Analysis of acoustic channels with a time-evolving sinusoidal surface

Sea-surface movement in the ocean induces a time-varying acoustic channel which affects underwater system including acoustic communication. For an investigation of surface movement effects on communication channel parameters (delay time, amplitude, etc.), acoustic transmission and reception experiments were conducted in the water tank. The delay time and amplitude of single surface bounce path from the measurement data show periodic time dependence, which is caused by a travelling periodic sinusoidal surface. A ray-based propagation model is applied to the experimental environment to estimate communication channel parameters. A comparison between measurement data and model result permit a physical interpretation of the communication channel parameters. The difference of single surface bounce path delay times from the model and measurement data are within small error bound. The delay times oscillate around the delay time of single surface bounce path when the surface is flat and show the periodic sine function.
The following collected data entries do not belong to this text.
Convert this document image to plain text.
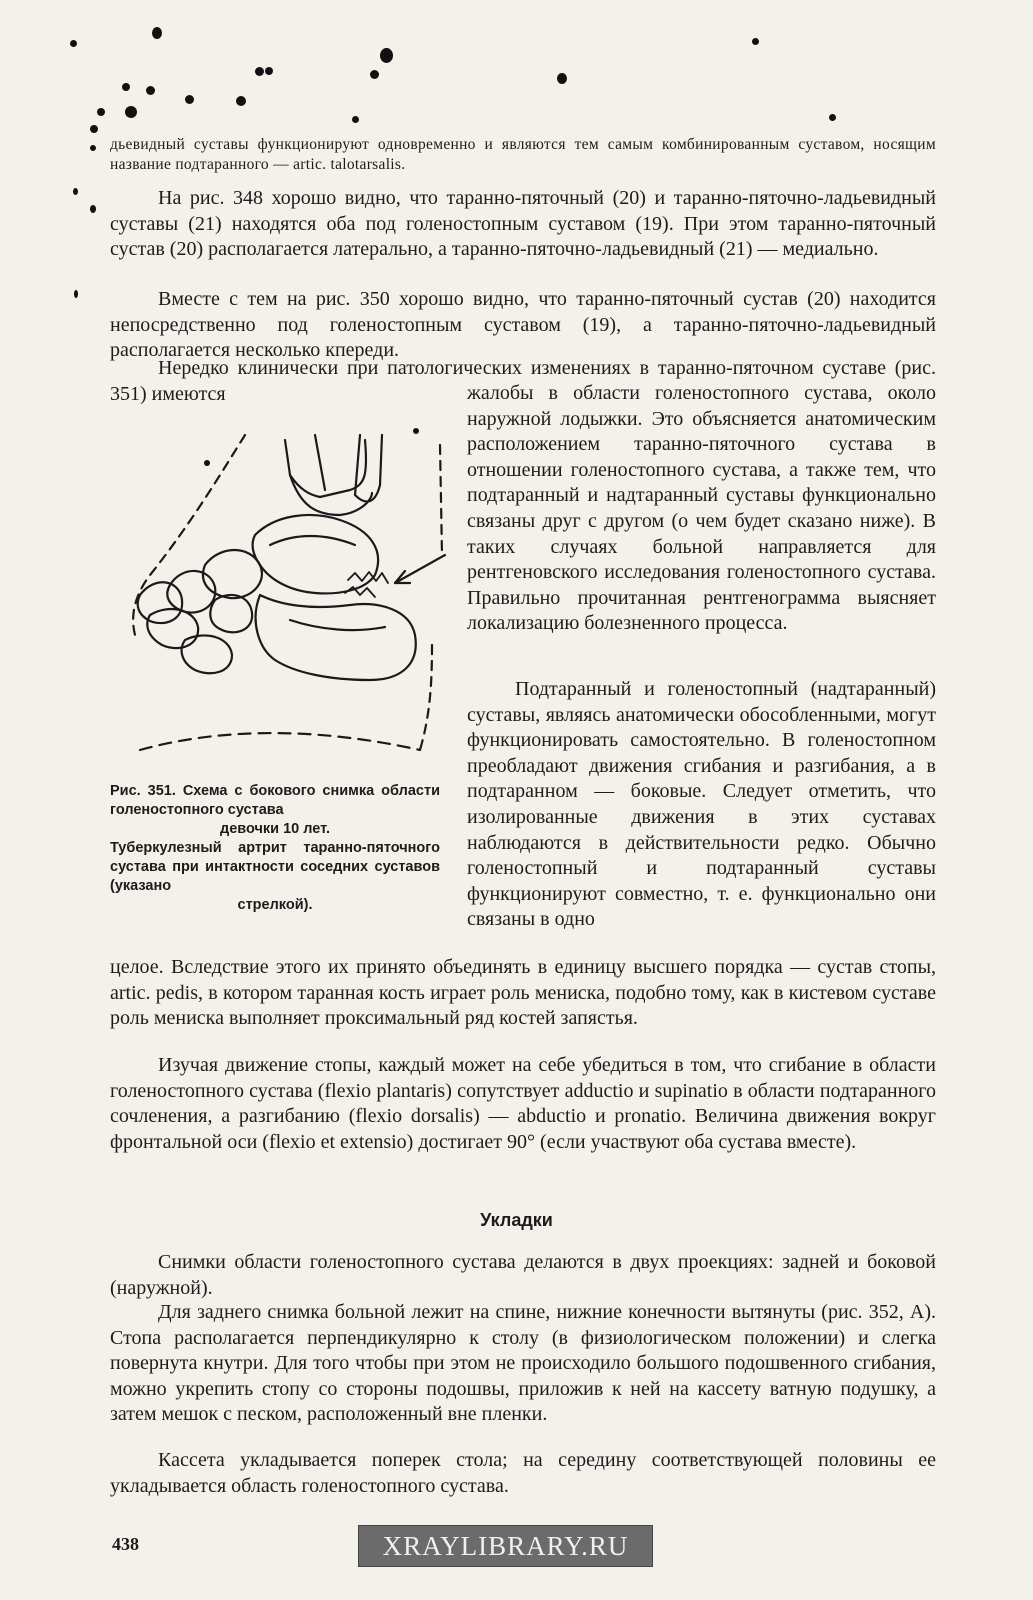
дьевидный суставы функционируют одновременно и являются тем самым комбинированным суставом, носящим название подтаранного — artic. talotarsalis.

На рис. 348 хорошо видно, что таранно-пяточный (20) и таранно-пяточно-ладьевидный суставы (21) находятся оба под голеностопным суставом (19). При этом таранно-пяточный сустав (20) располагается латерально, а таранно-пяточно-ладьевидный (21) — медиально.

Вместе с тем на рис. 350 хорошо видно, что таранно-пяточный сустав (20) находится непосредственно под голеностопным суставом (19), а таранно-пяточно-ладьевидный располагается несколько кпереди.

Нередко клинически при патологических изменениях в таранно-пяточном суставе (рис. 351) имеются	жалобы в области голеностопного сустава, около наружной лодыжки. Это объясняется анатомическим расположением таранно-пяточного сустава в отношении голеностопного сустава, а также тем, что подтаранный и надтаранный суставы функционально связаны друг с другом (о чем будет сказано ниже). В таких случаях больной направляется для рентгеновского исследования голеностопного сустава. Правильно прочитанная рентгенограмма выясняет локализацию болезненного процесса.

Подтаранный и голеностопный (надтаранный) суставы, являясь анатомически обособленными, могут функционировать самостоятельно. В голеностопном преобладают движения сгибания и разгибания, а в подтаранном — боковые. Следует отметить, что изолированные движения в этих суставах наблюдаются в действительности редко. Обычно голеностопный и подтаранный суставы функционируют совместно, т. е. функционально они связаны в одно

Рис. 351. Схема с бокового снимка области голеностопного сустава
девочки 10 лет.
Туберкулезный артрит таранно-пяточного сустава при интактности соседних суставов (указано
стрелкой).

целое. Вследствие этого их принято объединять в единицу высшего порядка — сустав стопы, artic. pedis, в котором таранная кость играет роль мениска, подобно тому, как в кистевом суставе роль мениска выполняет проксимальный ряд костей запястья.

Изучая движение стопы, каждый может на себе убедиться в том, что сгибание в области голеностопного сустава (flexio plantaris) сопутствует adductio и supinatio в области подтаранного сочленения, а разгибанию (flexio dorsalis) — abductio и pronatio. Величина движения вокруг фронтальной оси (flexio et extensio) достигает 90° (если участвуют оба сустава вместе).

Укладки

Снимки области голеностопного сустава делаются в двух проекциях: задней и боковой (наружной).

Для заднего снимка больной лежит на спине, нижние конечности вытянуты (рис. 352, А). Стопа располагается перпендикулярно к столу (в физиологическом положении) и слегка повернута кнутри. Для того чтобы при этом не происходило большого подошвенного сгибания, можно укрепить стопу со стороны подошвы, приложив к ней на кассету ватную подушку, а затем мешок с песком, расположенный вне пленки.

Кассета укладывается поперек стола; на середину соответствующей половины ее укладывается область голеностопного сустава.

438	XRAYLIBRARY.RU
The amplitudes from the model are in agreement with those from the measurement data except at low amplitude region. Slight angle and frequency dependencies of source and receiver and noise in the water tank account for the disagreement in this region. Since the crest and trough of surface wave respectively make the acoustic energy emitted from the source converge and diverge, the amplitudes have high fluctuation and same phase with the delay time. The ray model is applied to an environment in the ocean. A striation pattern appears in surface reflected signal due to shadow zone on the surface.